Usage Guide
Creating Masked Tags
Use the guide helper (conventionally imported as g) to create masked tags:
from gimkit import guide as g
# Basic tag with description
tag = g(name="greeting", desc="A friendly greeting")
# Specialized tags
name_tag = g.person_name(name="user_name")
email_tag = g.e_mail(name="email")
phone_tag = g.phone_number(name="phone")
word_tag = g.single_word(name="word")
# Selection from choices
choice_tag = g.select(name="color", choices=["red", "green", "blue"])

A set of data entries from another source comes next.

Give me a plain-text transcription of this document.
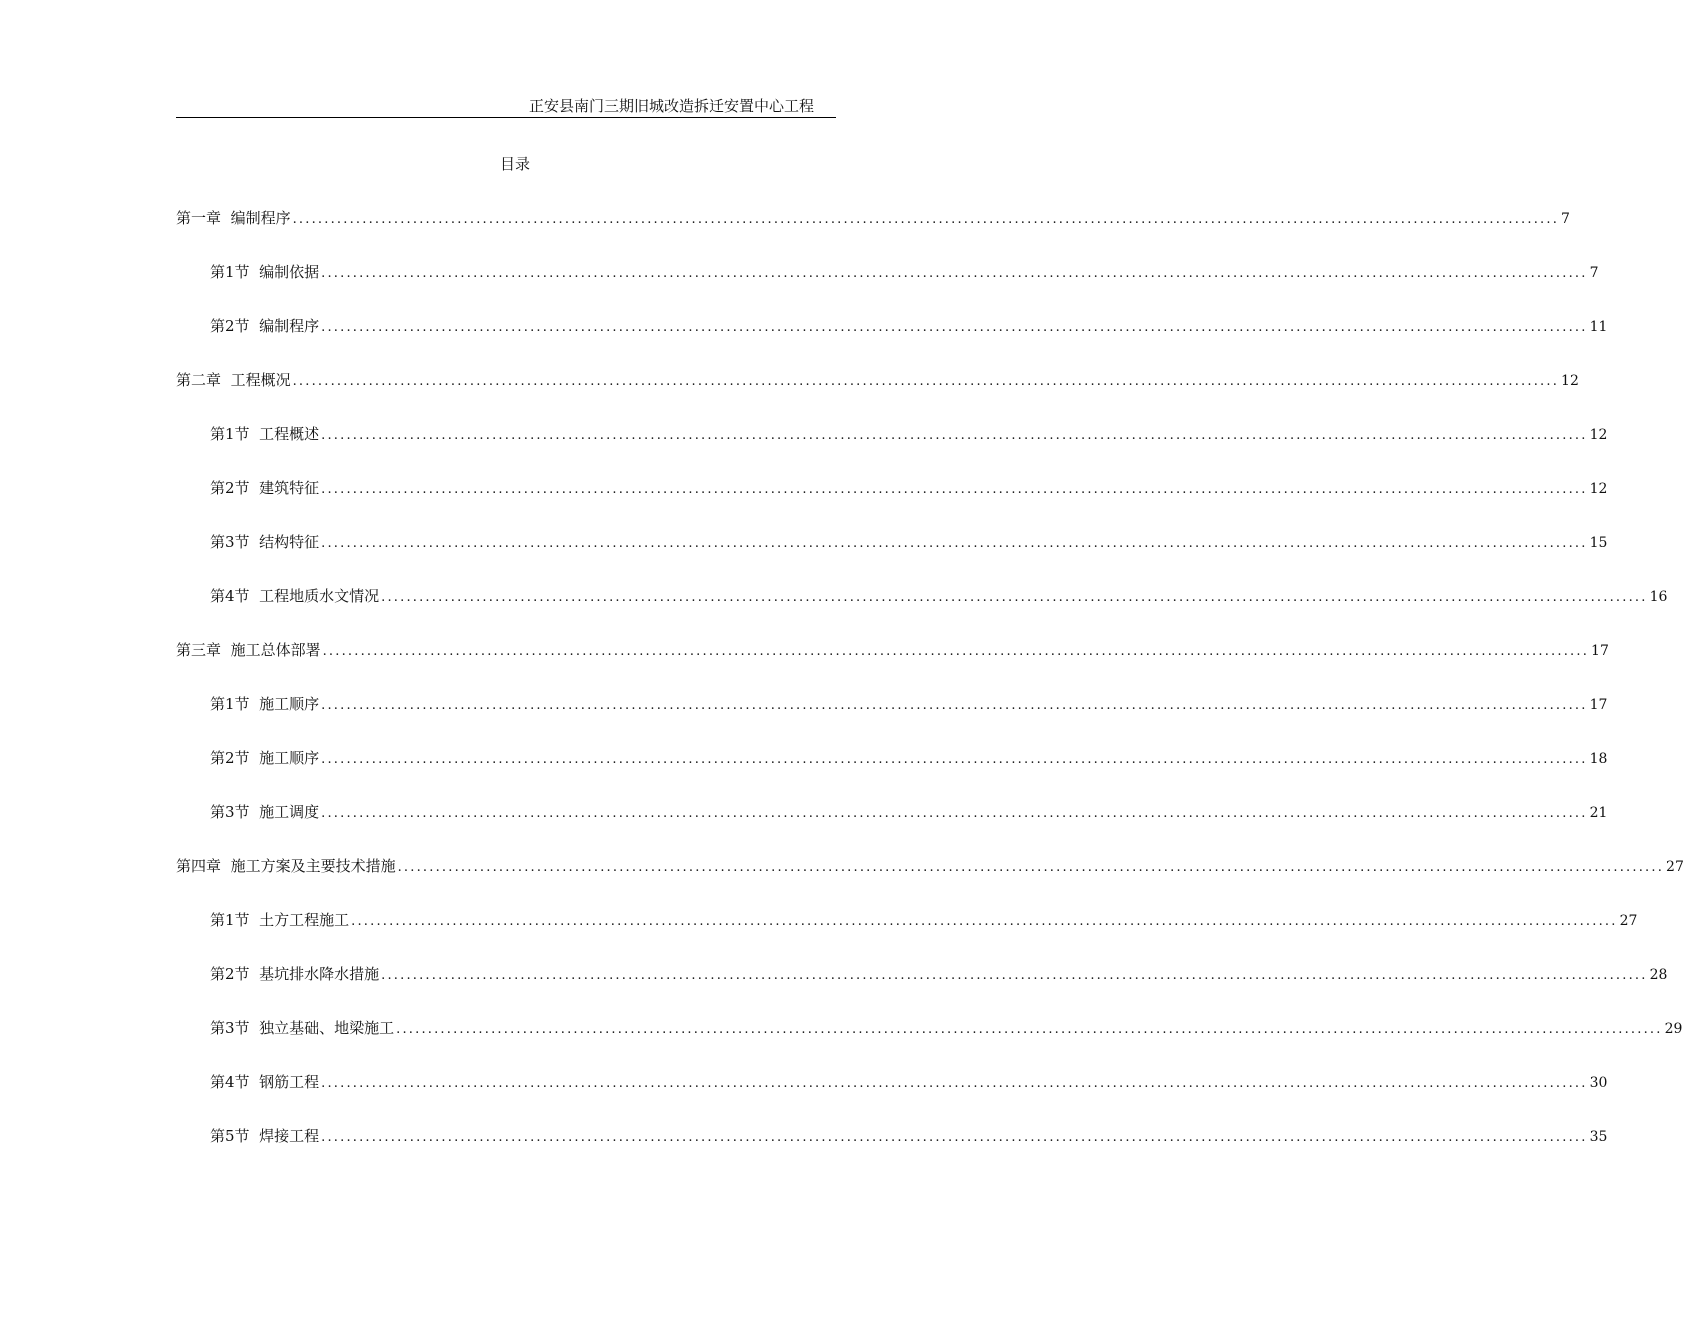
正安县南门三期旧城改造拆迁安置中心工程
目录
第一章 编制程序 ........................................................................................................................................................................................................ 7
第1节 编制依据 ........................................................................................................................................................................................................ 7
第2节 编制程序 ........................................................................................................................................................................................................ 11
第二章 工程概况 ........................................................................................................................................................................................................ 12
第1节 工程概述 ........................................................................................................................................................................................................ 12
第2节 建筑特征 ........................................................................................................................................................................................................ 12
第3节 结构特征 ........................................................................................................................................................................................................ 15
第4节 工程地质水文情况 ........................................................................................................................................................................................................ 16
第三章 施工总体部署 ........................................................................................................................................................................................................ 17
第1节 施工顺序 ........................................................................................................................................................................................................ 17
第2节 施工顺序 ........................................................................................................................................................................................................ 18
第3节 施工调度 ........................................................................................................................................................................................................ 21
第四章 施工方案及主要技术措施 ........................................................................................................................................................................................................ 27
第1节 土方工程施工 ........................................................................................................................................................................................................ 27
第2节 基坑排水降水措施 ........................................................................................................................................................................................................ 28
第3节 独立基础、地梁施工 ........................................................................................................................................................................................................ 29
第4节 钢筋工程 ........................................................................................................................................................................................................ 30
第5节 焊接工程 ........................................................................................................................................................................................................ 35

# Tag with regex constraint
code_tag = g(name="code", desc="A 4-digit PIN", regex=r"\d{4}")
Building Queries
Masked tags can be embedded directly in Python f-strings:
from gimkit import from_openai, guide as g
from openai import OpenAI
client = OpenAI()
model = from_openai(client, model_name="gpt-4")
query = f"""
Name: {g.person_name(name="name")}
Email: {g.e_mail(name="email")}
Favorite color: {g.select(name="color", choices=["red", "green", "blue"])}
"""
result = model(query, use_gim_prompt=True)
print(result)
Accessing Results
Tags in the result can be accessed by index or by name:
result = model(query, use_gim_prompt=True)
# Iterate over all tags
for tag in result.tags:
print(f"{tag.name}: {tag.content}")
# Access a specific tag by name
print(result.tags["name"].content)
# Access by index
print(result.tags[0].content)
# Modify tag content
result.tags["email"].content = "REDACTED"
Using vLLM
from gimkit import from_vllm
model = from_vllm(base_url="http://localhost:8000", model_name="your-model")
result = model(query)
For offline inference without a running server:
from gimkit import from_vllm_offline
model = from_vllm_offline(model_name="your-model")
result = model(query)
Note
from_vllm and from_vllm_offline require pip install gimkit[vllm] on Linux.